A project it is hoped will transform one of the country's most deprived regions is moving closer to becoming a reality.
Expressions of interest for a design and construction partner to build a year-round navigable harbour entrance in Ōpōtiki close today.
The $50 million project is seen as crucial to developing an aquaculture industry in the Eastern Bay of Plenty, that could help generate hundreds of jobs and about $33 million per year for the local economy.
Ōpōtiki was a bustling trading hub in colonial times, but since then its harbour entrance has become silted up through land use.
That has meant mussels produced by the local iwi's seafarm currently have to be transported outside the district for processing.
Hopes Ōpōtiki Harbour Project will transform Eastern BoP
Whakatōhea Māori Trust Board chief executive Dickie Farrar said the opening up of the harbour could help change all that.
"The aspiration is to have our own factory here, where we don't have to take our mussels from our site and take them by road to Tauranga. Our aspiration is to have them processed here in Ōpōtiki."
Ms Farrar said the iwi's goals for the developments were the creation of more than 400 jobs, that would help bring its people home and restore the iwi to the position it enjoyed in the early days of colonisation, when it operated 13 trading ships.
"We've always traded, we were quite a wealthy tribe, a very wealthy tribe pre-1800. We want that again for our people. We want to contribute meaningfully to this community. We don't want to be a statistic."
Those statistics show that $15 to 20 million flowing into the district each year through welfare payments, were also a motivation for the Ōpōtiki District Council's involvement in the project according to Mayor John Forbes.
He said the land confiscation of the 1860s has led to high levels of deprivation, but already the plans for developing the harbour and the 3800 hectare sea farm are lifting people's spirits.
"Ōpōtiki was being bedevilled by a sense of hopelessness.
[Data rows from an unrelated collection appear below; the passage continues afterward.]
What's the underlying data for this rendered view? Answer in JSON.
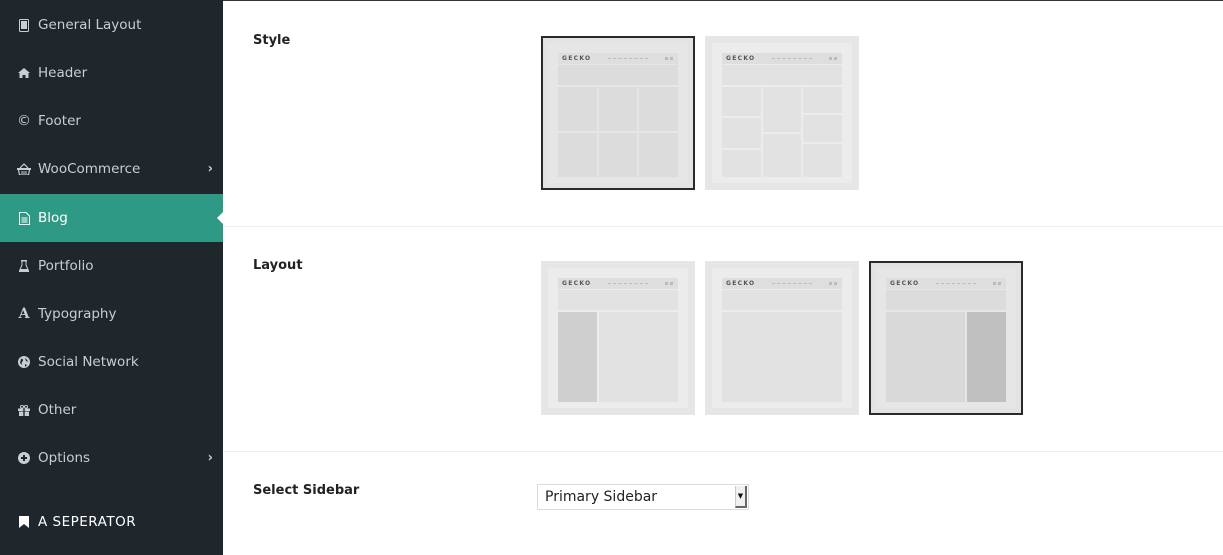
{
  "sidebar": {
    "items": [
      {
        "label": "General Layout",
        "icon": "tablet-icon"
      },
      {
        "label": "Header",
        "icon": "home-icon"
      },
      {
        "label": "Footer",
        "icon": "copyright-icon"
      },
      {
        "label": "WooCommerce",
        "icon": "basket-icon",
        "has_submenu": true
      },
      {
        "label": "Blog",
        "icon": "document-icon",
        "active": true
      },
      {
        "label": "Portfolio",
        "icon": "flask-icon"
      },
      {
        "label": "Typography",
        "icon": "font-icon"
      },
      {
        "label": "Social Network",
        "icon": "globe-icon"
      },
      {
        "label": "Other",
        "icon": "gift-icon"
      },
      {
        "label": "Options",
        "icon": "plus-circle-icon",
        "has_submenu": true
      }
    ],
    "separator": {
      "label": "A SEPERATOR",
      "icon": "bookmark-icon"
    },
    "active_color": "#2e9a86",
    "background": "#1f262c"
  },
  "main": {
    "style": {
      "label": "Style",
      "options": [
        {
          "name": "grid-style",
          "logo": "GECKO",
          "selected": true
        },
        {
          "name": "masonry-style",
          "logo": "GECKO",
          "selected": false
        }
      ]
    },
    "layout": {
      "label": "Layout",
      "options": [
        {
          "name": "left-sidebar",
          "logo": "GECKO",
          "selected": false
        },
        {
          "name": "no-sidebar",
          "logo": "GECKO",
          "selected": false
        },
        {
          "name": "right-sidebar",
          "logo": "GECKO",
          "selected": true
        }
      ]
    },
    "select_sidebar": {
      "label": "Select Sidebar",
      "value": "Primary Sidebar",
      "arrow": "▼"
    }
  }
}
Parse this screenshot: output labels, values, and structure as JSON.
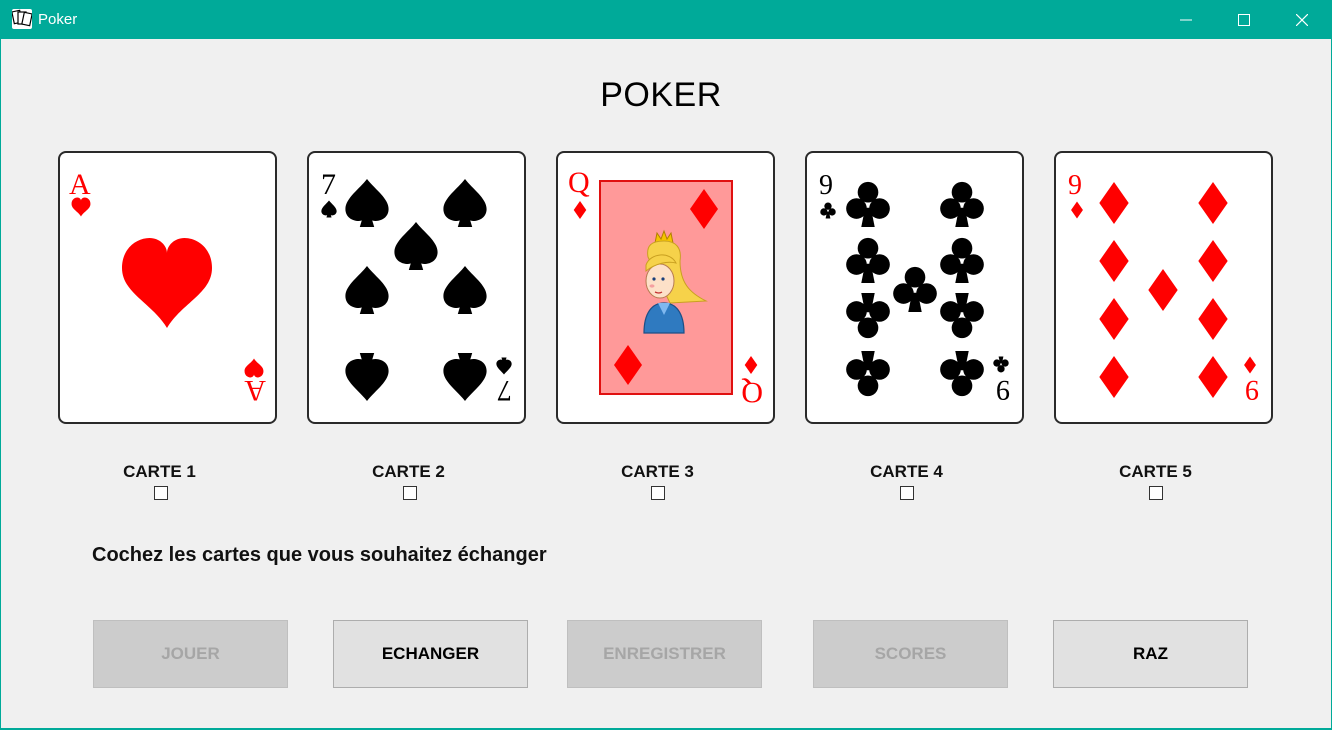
{
  "window": {
    "title": "Poker",
    "app_icon": "cards-app-icon",
    "controls": [
      "minimize-icon",
      "maximize-icon",
      "close-icon"
    ]
  },
  "heading": "POKER",
  "cards": [
    {
      "label": "CARTE 1",
      "rank": "A",
      "suit": "hearts",
      "color": "#ff0000",
      "checked": false
    },
    {
      "label": "CARTE 2",
      "rank": "7",
      "suit": "spades",
      "color": "#000000",
      "checked": false
    },
    {
      "label": "CARTE 3",
      "rank": "Q",
      "suit": "diamonds",
      "color": "#ff0000",
      "checked": false
    },
    {
      "label": "CARTE 4",
      "rank": "9",
      "suit": "clubs",
      "color": "#000000",
      "checked": false
    },
    {
      "label": "CARTE 5",
      "rank": "9",
      "suit": "diamonds",
      "color": "#ff0000",
      "checked": false
    }
  ],
  "instruction": "Cochez les cartes que vous souhaitez échanger",
  "buttons": [
    {
      "label": "JOUER",
      "enabled": false
    },
    {
      "label": "ECHANGER",
      "enabled": true
    },
    {
      "label": "ENREGISTRER",
      "enabled": false
    },
    {
      "label": "SCORES",
      "enabled": false
    },
    {
      "label": "RAZ",
      "enabled": true
    }
  ],
  "colors": {
    "titlebar": "#00aa99",
    "background": "#f0f0f0",
    "red_suit": "#ff0000",
    "black_suit": "#000000",
    "queen_panel": "#ff9999"
  }
}
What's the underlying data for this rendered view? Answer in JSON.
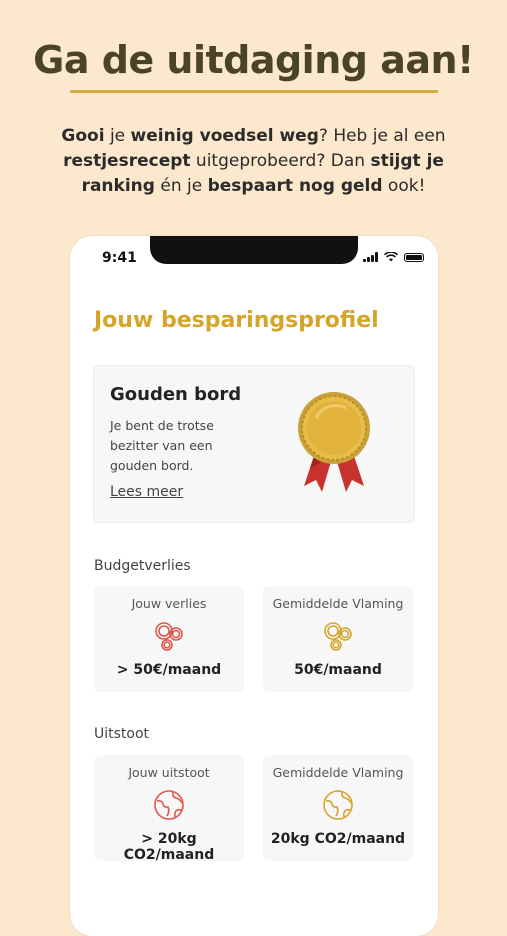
{
  "headline": "Ga de uitdaging aan!",
  "intro": {
    "parts": [
      {
        "text": "Gooi",
        "bold": true
      },
      {
        "text": " je ",
        "bold": false
      },
      {
        "text": "weinig voedsel weg",
        "bold": true
      },
      {
        "text": "? Heb je al een ",
        "bold": false
      },
      {
        "text": "restjesrecept",
        "bold": true
      },
      {
        "text": " uitgeprobeerd? Dan ",
        "bold": false
      },
      {
        "text": "stijgt je ranking",
        "bold": true
      },
      {
        "text": " én je ",
        "bold": false
      },
      {
        "text": "bespaart nog geld",
        "bold": true
      },
      {
        "text": " ook!",
        "bold": false
      }
    ]
  },
  "status_bar": {
    "time": "9:41"
  },
  "profile": {
    "title": "Jouw besparingsprofiel",
    "award": {
      "title": "Gouden bord",
      "description": "Je bent de trotse bezitter van een gouden bord.",
      "link": "Lees meer",
      "icon": "gold-medal-icon"
    }
  },
  "budget": {
    "label": "Budgetverlies",
    "yours": {
      "label": "Jouw verlies",
      "value": "> 50€/maand",
      "icon": "coins-icon",
      "color": "#e0574a"
    },
    "average": {
      "label": "Gemiddelde Vlaming",
      "value": "50€/maand",
      "icon": "coins-icon",
      "color": "#d4a52a"
    }
  },
  "emission": {
    "label": "Uitstoot",
    "yours": {
      "label": "Jouw uitstoot",
      "value": "> 20kg CO2/maand",
      "icon": "globe-icon",
      "color": "#e0574a"
    },
    "average": {
      "label": "Gemiddelde Vlaming",
      "value": "20kg CO2/maand",
      "icon": "globe-icon",
      "color": "#d4a52a"
    }
  },
  "colors": {
    "background": "#fbe8cd",
    "accent_gold": "#d4a52a",
    "accent_red": "#e0574a",
    "headline": "#4a4326"
  }
}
A lot of kids growing up had absolutely no vision for the future, no hope for the future, a lot of drug and alcohol issues right through our families.
"But we've seen that starting to turn around as the sense of hope has grown and developed around having an industry that's owned by and going to be worked by local people."
Council chief executive Aileen Lawrie agreed the harbour plans were already generating new jobs, businesses, education initiatives - and hope.
"We all have a vision of a restaurant right beside the harbour entrance there, with seafood chowder on the menu. We have a vision of a busy main street returning the town to what it was once upon a time.
"We see vessels in and out of the harbour, we see wealth being created, and we see local people in jobs."
Harbour project manager John Galbraith said a requirement for the project's design and construction partner was that they maximised training and employment opportunities for local people.
He said it was expected the project would generate about 350 jobs in the construction phase, in addition to around 300 jobs in aquaculture, marine support industries and sectors such as retail and housing.
Mr Galbraith said the project involved building walls on each side of the harbour entrance, that would extend out into the ocean and drive 10 metres down through the silty soil to a foundation layer to provide stability.
He said by the middle of next year they expected to be able to take plans for the development to government for the final green light.
So far the government has committed $3 million to geotechnical investigations and design options, and if it gives final approval it will provide additional funding of up to $26 million.
Bay of Plenty regional council has also committed $20 million to the project, while Ōpōtiki District Council will contribute about $5 million.
Ōpōtiki District Council chief executive Aileen Lawrie said surveys showed 90 percent of locals supported the project, and 75 percent were prepared to accept a rate rise to help pay for it. She said that money would be paid back over time through harbour fees.
She said the project was expected to contribute $41 to $55 million to the national economy annually.